Father’s Day is right around the corner and the kids couldn’t be more excited. My 4-year-old daughter was really into Mother’s Day this year — making it not suck, like my first Mother’s Day — and she’s equally enthusiastic to celebrate her dad come June 15th. In my effort to establish a fun and meaningful family legacy, I’ve come up with five Father’s Day traditions that moms can start to make Dad’s day awesome!
In addition to the beloved breakfast in bed, handmade cards and grilling accessories, here are some inspired ideas that are simple enough — and you can cherish for years to come:
1. Take the Same Photo Every Year
Pick a picture, any picture you love of each of your babies with their daddy — and recreate it each year. It doesn’t matter if your kids are no longer babies — just start where you are. This tradition is one that will be a gift to everyone in the family. Since we tend to view dads from a linear perspective — strict providers and not as affectionate as moms — my photo tradition is of my husband kissing his babies. Each year it looks a little different as the kids get older, but I love showing my husband how his love as a father impacts his children.

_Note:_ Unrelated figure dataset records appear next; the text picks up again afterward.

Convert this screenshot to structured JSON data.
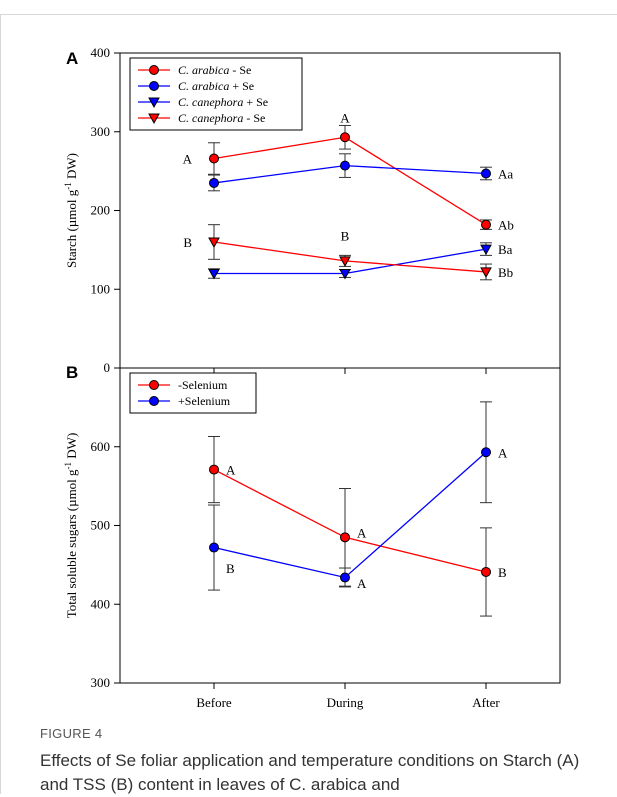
{
  "chart_data": [
    {
      "panel_label": "A",
      "type": "line",
      "ylabel": "Starch (µmol g",
      "ylabel_sup": "-1",
      "ylabel_end": " DW)",
      "ylim": [
        0,
        400
      ],
      "yticks": [
        0,
        100,
        200,
        300,
        400
      ],
      "ytick_labels": [
        "0",
        "100",
        "200",
        "300",
        "400"
      ],
      "x": [
        "Before",
        "During",
        "After"
      ],
      "legend_position": "top-left",
      "series": [
        {
          "name": "C. arabica - Se",
          "name_italic": "C. arabica",
          "name_rest": " - Se",
          "color": "#ff0000",
          "marker": "circle",
          "values": [
            266,
            293,
            182
          ],
          "errors": [
            20,
            15,
            6
          ]
        },
        {
          "name": "C. arabica + Se",
          "name_italic": "C. arabica",
          "name_rest": " + Se",
          "color": "#0000ff",
          "marker": "circle",
          "values": [
            235,
            257,
            247
          ],
          "errors": [
            10,
            15,
            8
          ]
        },
        {
          "name": "C. canephora + Se",
          "name_italic": "C. canephora",
          "name_rest": " + Se",
          "color": "#0000ff",
          "marker": "triangle-down",
          "values": [
            120,
            120,
            151
          ],
          "errors": [
            6,
            5,
            8
          ]
        },
        {
          "name": "C. canephora - Se",
          "name_italic": "C. canephora",
          "name_rest": " - Se",
          "color": "#ff0000",
          "marker": "triangle-down",
          "values": [
            160,
            136,
            122
          ],
          "errors": [
            22,
            7,
            10
          ]
        }
      ],
      "annotations": [
        {
          "text": "A",
          "at": [
            0,
            266
          ],
          "side": "left"
        },
        {
          "text": "A",
          "at": [
            1,
            318
          ],
          "side": "center"
        },
        {
          "text": "Aa",
          "at": [
            2,
            247
          ],
          "side": "right"
        },
        {
          "text": "Ab",
          "at": [
            2,
            182
          ],
          "side": "right"
        },
        {
          "text": "B",
          "at": [
            0,
            160
          ],
          "side": "left"
        },
        {
          "text": "B",
          "at": [
            1,
            168
          ],
          "side": "center"
        },
        {
          "text": "Ba",
          "at": [
            2,
            151
          ],
          "side": "right"
        },
        {
          "text": "Bb",
          "at": [
            2,
            122
          ],
          "side": "right"
        }
      ]
    },
    {
      "panel_label": "B",
      "type": "line",
      "ylabel": "Total soluble sugars (µmol g",
      "ylabel_sup": "-1",
      "ylabel_end": " DW)",
      "ylim": [
        300,
        700
      ],
      "yticks": [
        300,
        400,
        500,
        600
      ],
      "ytick_labels": [
        "300",
        "400",
        "500",
        "600"
      ],
      "x": [
        "Before",
        "During",
        "After"
      ],
      "xtick_labels": [
        "Before",
        "During",
        "After"
      ],
      "legend_position": "top-left",
      "series": [
        {
          "name": "-Selenium",
          "color": "#ff0000",
          "marker": "circle",
          "values": [
            571,
            485,
            441
          ],
          "errors": [
            42,
            62,
            56
          ]
        },
        {
          "name": "+Selenium",
          "color": "#0000ff",
          "marker": "circle",
          "values": [
            472,
            434,
            593
          ],
          "errors": [
            54,
            12,
            64
          ]
        }
      ],
      "annotations": [
        {
          "text": "A",
          "at": [
            0,
            571
          ],
          "side": "right"
        },
        {
          "text": "B",
          "at": [
            0,
            446
          ],
          "side": "right"
        },
        {
          "text": "A",
          "at": [
            1,
            491
          ],
          "side": "right"
        },
        {
          "text": "A",
          "at": [
            1,
            427
          ],
          "side": "right"
        },
        {
          "text": "A",
          "at": [
            2,
            593
          ],
          "side": "right"
        },
        {
          "text": "B",
          "at": [
            2,
            441
          ],
          "side": "right"
        }
      ]
    }
  ],
  "caption": {
    "label": "FIGURE 4",
    "text": "Effects of Se foliar application and temperature conditions on Starch (A) and TSS (B) content in leaves of C. arabica and"
  }
}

2. Measure Your Child’s Height
Another photo tradition I keep that’s easy to remember to capture on Father’s Day is documenting each child’s height in relation to their father. Have your child stand up straight next to dad, get down to your child’s level (so that your camera is shooting at a completely straight angle) and shoot, with your husband cropped out of the picture. Each year, as your child grows, more of his dad will come into the frame. It’s a simple, fun Father’s Day tradition that takes only moments to capture, but you can treasure forever.

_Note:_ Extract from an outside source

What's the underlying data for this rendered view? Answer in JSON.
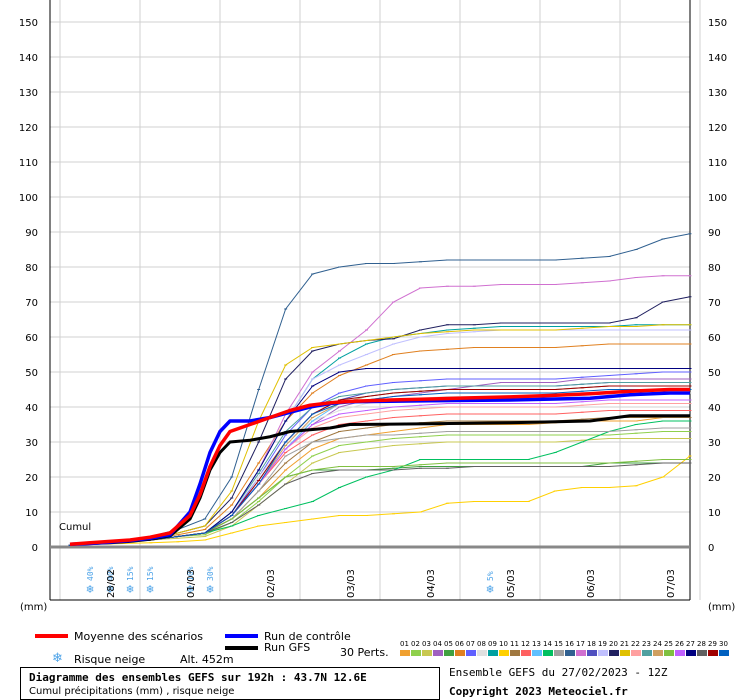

3. Let Him Spend Individual Quality Time with Each Child
Sure, Father’s Day is a family affair, often celebrated with generations of fathers. But if your kids have a dad that goes to work all day like mine do, scheduling individual quality time with each child would create a Father’s Day tradition as unique as each kid. It can be as simple as a one-on-one lunch date for father and son, a shopping trip for daddy and his little girl to pick out a new Father’s Day dinner shirt, or a quick bowling game for dad with his toddler. Helping to facilitate great memories for your kids and their dads — and thus building a family legacy — is what we moms do. I can’t wait to one day send my son and husband off for a round of Father’s Day golf!
4. Change Up the Daily Routine
My husband is a hands-on father. He provides for his family and comes home every night to give baths and read bedtime stories. Evenings are my time to unwind, check emails and decompress. But on Father’s Day (and on other days too), I make it a point to break from this routine — to change up the monotony of life. While his usual Sunday pancake breakfast is great, the kids and I take over on Father’s Day and serve him breakfast in bed. He gets to decompress while I tend to bedtime routines. And at the end of Father’s Day, we watch ESPN without a peep from the peanut gallery. A few simple acts of acknowledgment go a long way — and don’t cost a dime.

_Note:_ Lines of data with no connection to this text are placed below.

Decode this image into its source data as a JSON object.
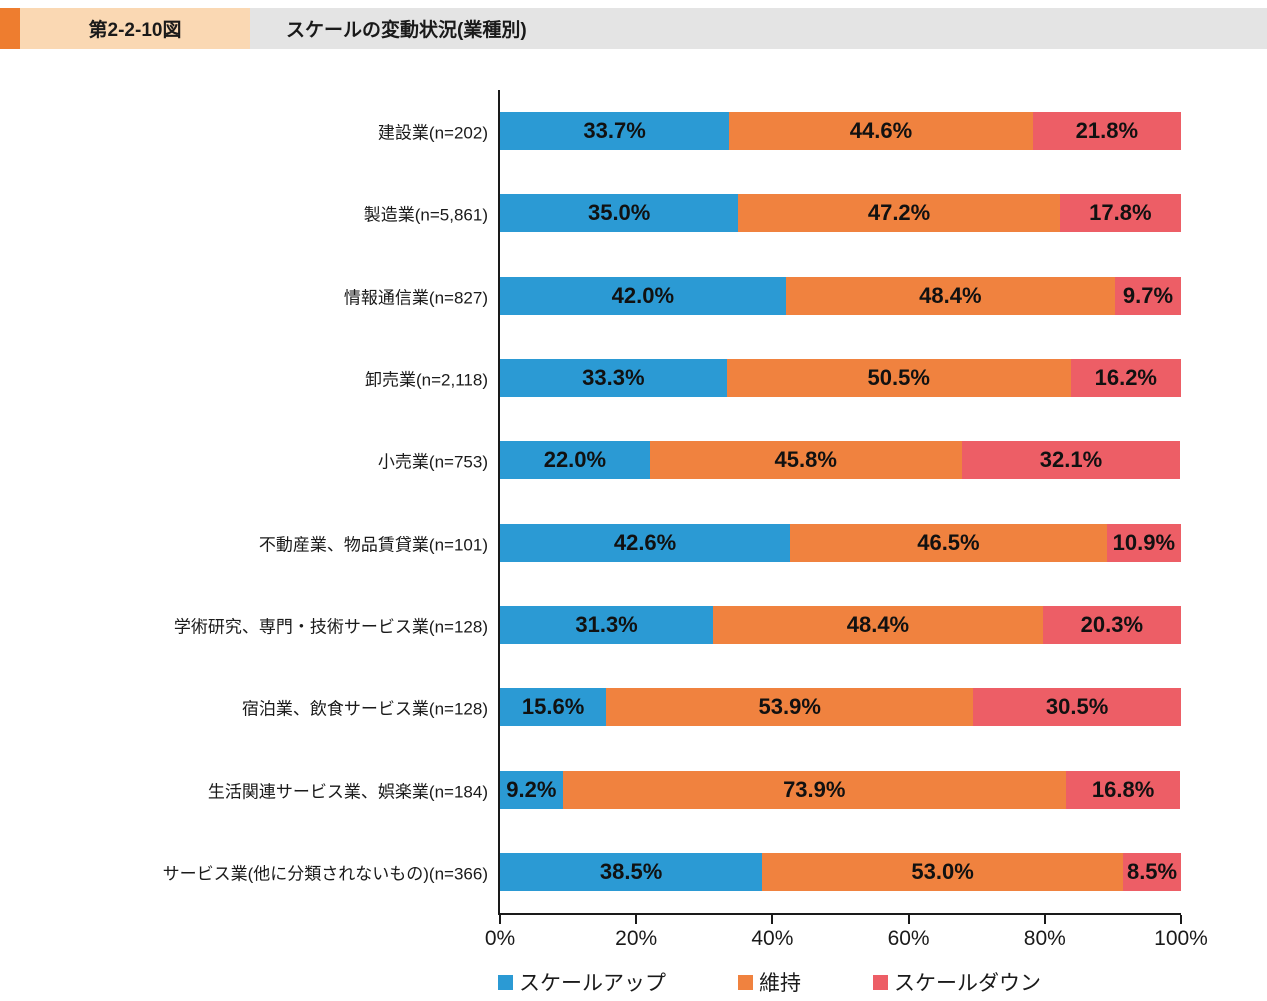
{
  "header": {
    "figure_label": "第2-2-10図",
    "title": "スケールの変動状況(業種別)"
  },
  "colors": {
    "header_accent": "#EE7D2F",
    "header_label_bg": "#FAD8B3",
    "header_title_bg": "#E4E4E4",
    "scale_up": "#2B9AD4",
    "maintain": "#F0823F",
    "scale_down": "#ED5E66"
  },
  "chart_data": {
    "type": "bar",
    "orientation": "horizontal-stacked",
    "title": "スケールの変動状況(業種別)",
    "categories": [
      "建設業(n=202)",
      "製造業(n=5,861)",
      "情報通信業(n=827)",
      "卸売業(n=2,118)",
      "小売業(n=753)",
      "不動産業、物品賃貸業(n=101)",
      "学術研究、専門・技術サービス業(n=128)",
      "宿泊業、飲食サービス業(n=128)",
      "生活関連サービス業、娯楽業(n=184)",
      "サービス業(他に分類されないもの)(n=366)"
    ],
    "series": [
      {
        "key": "scale-up",
        "name": "スケールアップ",
        "color": "#2B9AD4",
        "values": [
          33.7,
          35.0,
          42.0,
          33.3,
          22.0,
          42.6,
          31.3,
          15.6,
          9.2,
          38.5
        ]
      },
      {
        "key": "maintain",
        "name": "維持",
        "color": "#F0823F",
        "values": [
          44.6,
          47.2,
          48.4,
          50.5,
          45.8,
          46.5,
          48.4,
          53.9,
          73.9,
          53.0
        ]
      },
      {
        "key": "scale-down",
        "name": "スケールダウン",
        "color": "#ED5E66",
        "values": [
          21.8,
          17.8,
          9.7,
          16.2,
          32.1,
          10.9,
          20.3,
          30.5,
          16.8,
          8.5
        ]
      }
    ],
    "x_ticks": [
      "0%",
      "20%",
      "40%",
      "60%",
      "80%",
      "100%"
    ],
    "xlim": [
      0,
      100
    ],
    "value_suffix": "%",
    "grid": false,
    "legend_position": "bottom"
  }
}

5. Freshen Up Their Car or Office
This is a new tradition I’m starting on Father’s Day. It’s certainly not one my husband would ask for on his own, but it’ll make a huge impact on his day-to-day life. After nearly three years in his current office, the kids and I are going to freshen it up a bit! The Friday before Father’s Day, we’re bringing lunch, new picture frames filled with family memories, other decor and cleaning supplies — nothing heavy duty, but enough to freshen up the space where he spends so much time when he’s outside the home. His car is also getting a big cleaning, too!
The traditions of Father’s Day impact our memories. From photo traditions that tell the story of your family legacy, to cheering up dad’s environment and breaking free of the mundane, creating Father’s Day traditions that hold meaning and are focused on your family values will go a long way to filling his day with moments that will make him proud.